Eine unliebsame Überraschung war die unangekündigte Sperrung der Uferstraße am Stausee Yesa; der Wachmann an der Absperrung riet mir zu einer Umfahrung am anderen Ufer, ein Umweg von etwa zwei Tagen. Da man sich als Radfahrer in Europa ohnehin meist in rechtlichen Grauzonen bewegt (Warnweste?, Helmpflicht?), wählte ich stattdessen für 8km den Standstreifen der parallel verlaufenden Autobahn. Das für jeglichen Verkehr gesperrte Nordufer bot mir nun, von der anderen Seite her kommend, wunderbare, ungestörte Zeltmöglichkeiten, und ich verbrachte zwei Nächte auf einer Steilklippe über dem tiefblauen Wasser. Die am Ufer liegenden Dörfer, obwohl noch auf der Karte verzeichnet, sind seit der Landnahme des Stausees-Projekts verlassen; in den kommenden Jahren soll der See gegen den Widerstand der örtlichen Bevölkerung weiter vergrößert werden, um die Trinkwasserversorgung Zaragozas sicherzustellen.

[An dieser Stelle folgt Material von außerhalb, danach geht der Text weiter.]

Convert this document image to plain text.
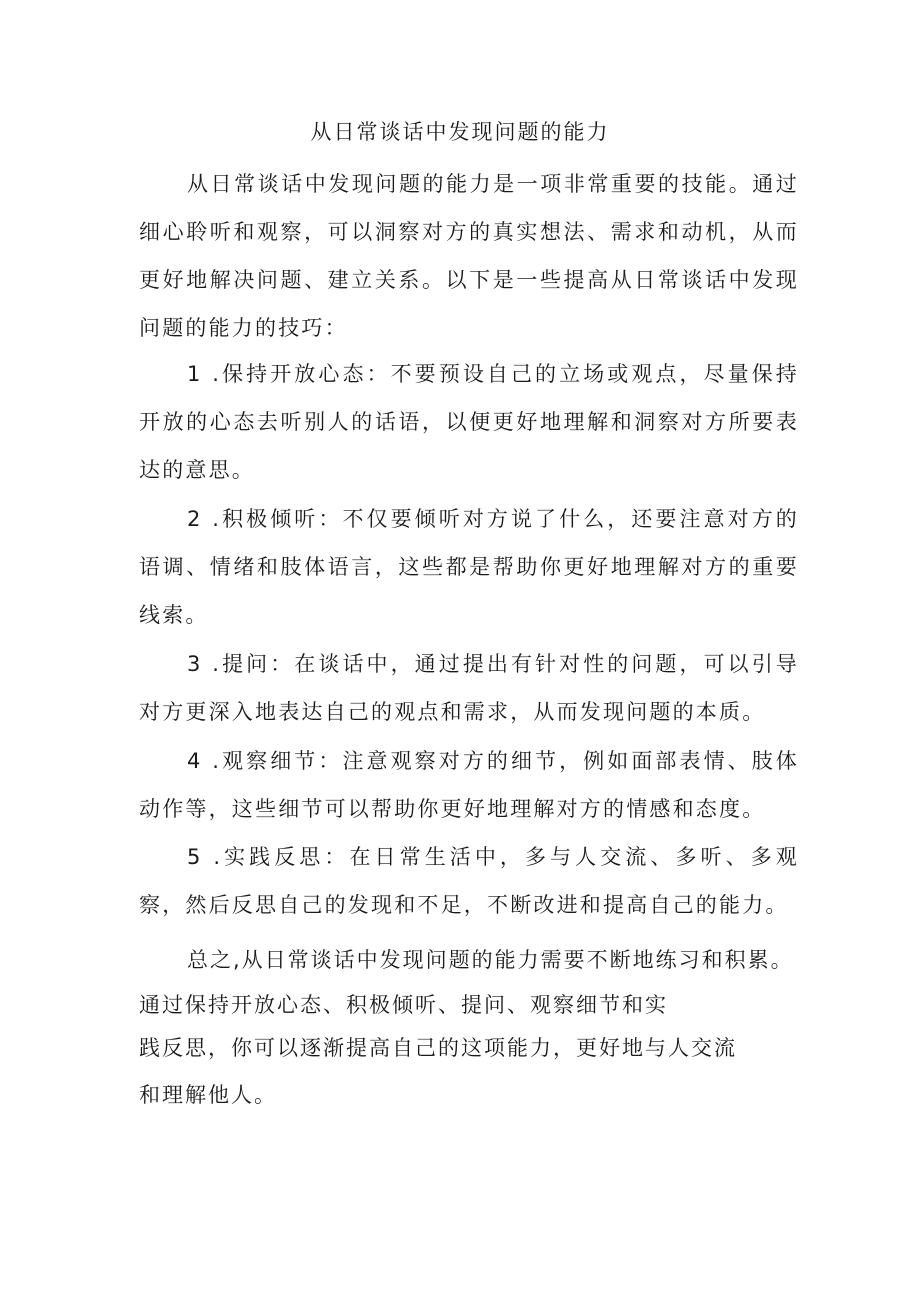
从日常谈话中发现问题的能力
从日常谈话中发现问题的能力是一项非常重要的技能。通过细心聆听和观察，可以洞察对方的真实想法、需求和动机，从而更好地解决问题、建立关系。以下是一些提高从日常谈话中发现问题的能力的技巧：
1 .保持开放心态：不要预设自己的立场或观点，尽量保持开放的心态去听别人的话语，以便更好地理解和洞察对方所要表达的意思。
2 .积极倾听：不仅要倾听对方说了什么，还要注意对方的语调、情绪和肢体语言，这些都是帮助你更好地理解对方的重要线索。
3 .提问：在谈话中，通过提出有针对性的问题，可以引导对方更深入地表达自己的观点和需求，从而发现问题的本质。
4 .观察细节：注意观察对方的细节，例如面部表情、肢体动作等，这些细节可以帮助你更好地理解对方的情感和态度。
5 .实践反思：在日常生活中，多与人交流、多听、多观察，然后反思自己的发现和不足，不断改进和提高自己的能力。
总之,从日常谈话中发现问题的能力需要不断地练习和积累。
通过保持开放心态、积极倾听、提问、观察细节和实
践反思，你可以逐渐提高自己的这项能力，更好地与人交流
和理解他人。
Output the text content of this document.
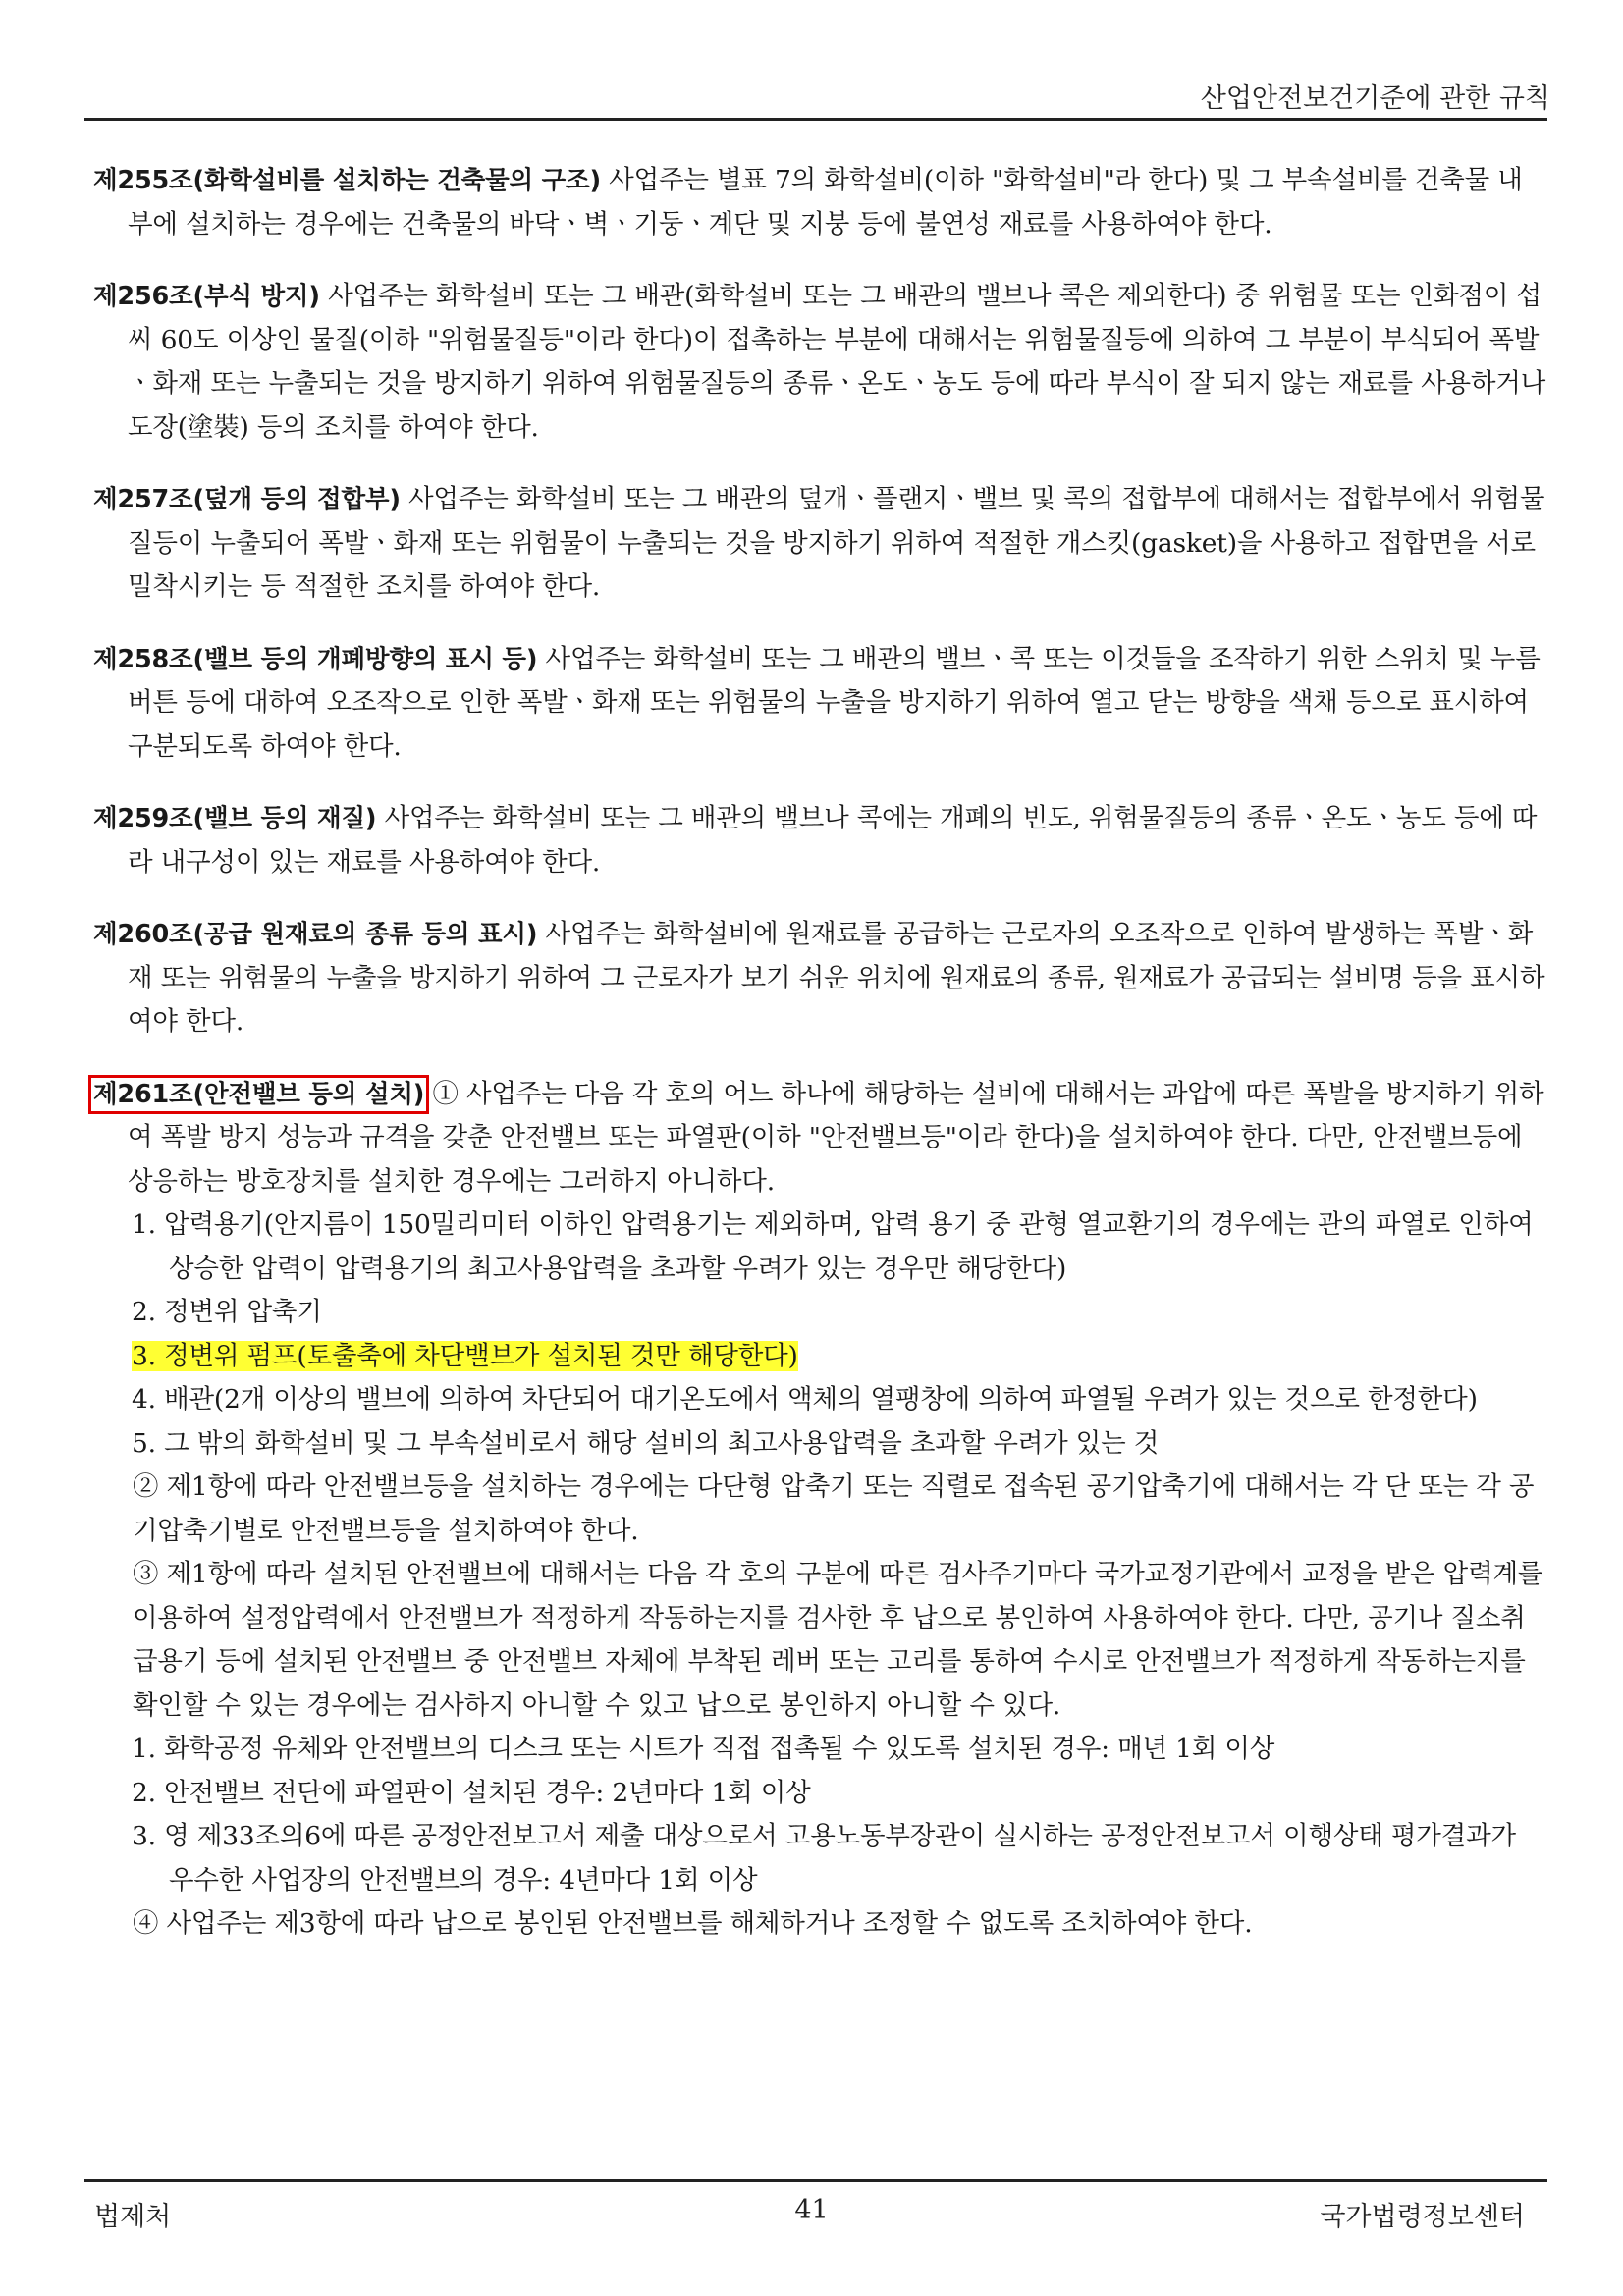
산업안전보건기준에 관한 규칙

제255조(화학설비를 설치하는 건축물의 구조) 사업주는 별표 7의 화학설비(이하 "화학설비"라 한다) 및 그 부속설비를 건축물 내부에 설치하는 경우에는 건축물의 바닥ㆍ벽ㆍ기둥ㆍ계단 및 지붕 등에 불연성 재료를 사용하여야 한다.

제256조(부식 방지) 사업주는 화학설비 또는 그 배관(화학설비 또는 그 배관의 밸브나 콕은 제외한다) 중 위험물 또는 인화점이 섭씨 60도 이상인 물질(이하 "위험물질등"이라 한다)이 접촉하는 부분에 대해서는 위험물질등에 의하여 그 부분이 부식되어 폭발ㆍ화재 또는 누출되는 것을 방지하기 위하여 위험물질등의 종류ㆍ온도ㆍ농도 등에 따라 부식이 잘 되지 않는 재료를 사용하거나 도장(塗裝) 등의 조치를 하여야 한다.

제257조(덮개 등의 접합부) 사업주는 화학설비 또는 그 배관의 덮개ㆍ플랜지ㆍ밸브 및 콕의 접합부에 대해서는 접합부에서 위험물질등이 누출되어 폭발ㆍ화재 또는 위험물이 누출되는 것을 방지하기 위하여 적절한 개스킷(gasket)을 사용하고 접합면을 서로 밀착시키는 등 적절한 조치를 하여야 한다.

제258조(밸브 등의 개폐방향의 표시 등) 사업주는 화학설비 또는 그 배관의 밸브ㆍ콕 또는 이것들을 조작하기 위한 스위치 및 누름버튼 등에 대하여 오조작으로 인한 폭발ㆍ화재 또는 위험물의 누출을 방지하기 위하여 열고 닫는 방향을 색채 등으로 표시하여 구분되도록 하여야 한다.

제259조(밸브 등의 재질) 사업주는 화학설비 또는 그 배관의 밸브나 콕에는 개폐의 빈도, 위험물질등의 종류ㆍ온도ㆍ농도 등에 따라 내구성이 있는 재료를 사용하여야 한다.

제260조(공급 원재료의 종류 등의 표시) 사업주는 화학설비에 원재료를 공급하는 근로자의 오조작으로 인하여 발생하는 폭발ㆍ화재 또는 위험물의 누출을 방지하기 위하여 그 근로자가 보기 쉬운 위치에 원재료의 종류, 원재료가 공급되는 설비명 등을 표시하여야 한다.

제261조(안전밸브 등의 설치) ① 사업주는 다음 각 호의 어느 하나에 해당하는 설비에 대해서는 과압에 따른 폭발을 방지하기 위하여 폭발 방지 성능과 규격을 갖춘 안전밸브 또는 파열판(이하 "안전밸브등"이라 한다)을 설치하여야 한다. 다만, 안전밸브등에 상응하는 방호장치를 설치한 경우에는 그러하지 아니하다.

1. 압력용기(안지름이 150밀리미터 이하인 압력용기는 제외하며, 압력 용기 중 관형 열교환기의 경우에는 관의 파열로 인하여 상승한 압력이 압력용기의 최고사용압력을 초과할 우려가 있는 경우만 해당한다)

2. 정변위 압축기

3. 정변위 펌프(토출축에 차단밸브가 설치된 것만 해당한다)

4. 배관(2개 이상의 밸브에 의하여 차단되어 대기온도에서 액체의 열팽창에 의하여 파열될 우려가 있는 것으로 한정한다)

5. 그 밖의 화학설비 및 그 부속설비로서 해당 설비의 최고사용압력을 초과할 우려가 있는 것

② 제1항에 따라 안전밸브등을 설치하는 경우에는 다단형 압축기 또는 직렬로 접속된 공기압축기에 대해서는 각 단 또는 각 공기압축기별로 안전밸브등을 설치하여야 한다.

③ 제1항에 따라 설치된 안전밸브에 대해서는 다음 각 호의 구분에 따른 검사주기마다 국가교정기관에서 교정을 받은 압력계를 이용하여 설정압력에서 안전밸브가 적정하게 작동하는지를 검사한 후 납으로 봉인하여 사용하여야 한다. 다만, 공기나 질소취급용기 등에 설치된 안전밸브 중 안전밸브 자체에 부착된 레버 또는 고리를 통하여 수시로 안전밸브가 적정하게 작동하는지를 확인할 수 있는 경우에는 검사하지 아니할 수 있고 납으로 봉인하지 아니할 수 있다.

1. 화학공정 유체와 안전밸브의 디스크 또는 시트가 직접 접촉될 수 있도록 설치된 경우: 매년 1회 이상

2. 안전밸브 전단에 파열판이 설치된 경우: 2년마다 1회 이상

3. 영 제33조의6에 따른 공정안전보고서 제출 대상으로서 고용노동부장관이 실시하는 공정안전보고서 이행상태 평가결과가 우수한 사업장의 안전밸브의 경우: 4년마다 1회 이상

④ 사업주는 제3항에 따라 납으로 봉인된 안전밸브를 해체하거나 조정할 수 없도록 조치하여야 한다.

법제처	41	국가법령정보센터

Im Tal des Rio Esca schraubte ich mich stetig aufwärts, eine Nacht noch auf einer Almwiese, bevor ich gegen einen eisigen Frontalwind die letzten Kehren zum Col de St.Martin auf 1773m in Angriff nahm. Fröstelnde, leichtbekleidete Rennradler überholten mich auf den letzten Kilometern, am Pass traf ich den freundlich lachenden Franzosen Pierre, der mir eine wunderschöne, steile Waldabfahrt empfahl: der Frühling hatte mich wieder, Wassergeplätscher und Vogelgezwitscher, wärmender Sonnenscheini auf den französischen Auen. Am nächsten Tag schon, früh geweckt von einer Wandergruppe, erreichte ich nach einigem Auf und Ab im hügeligen Vorland der Pyrenäen Lourdes.
Seit Burgos habe ich 507km und 6.282 Höhenmeter zurückgelegt.
Karte folgt.

¡Buen Camino!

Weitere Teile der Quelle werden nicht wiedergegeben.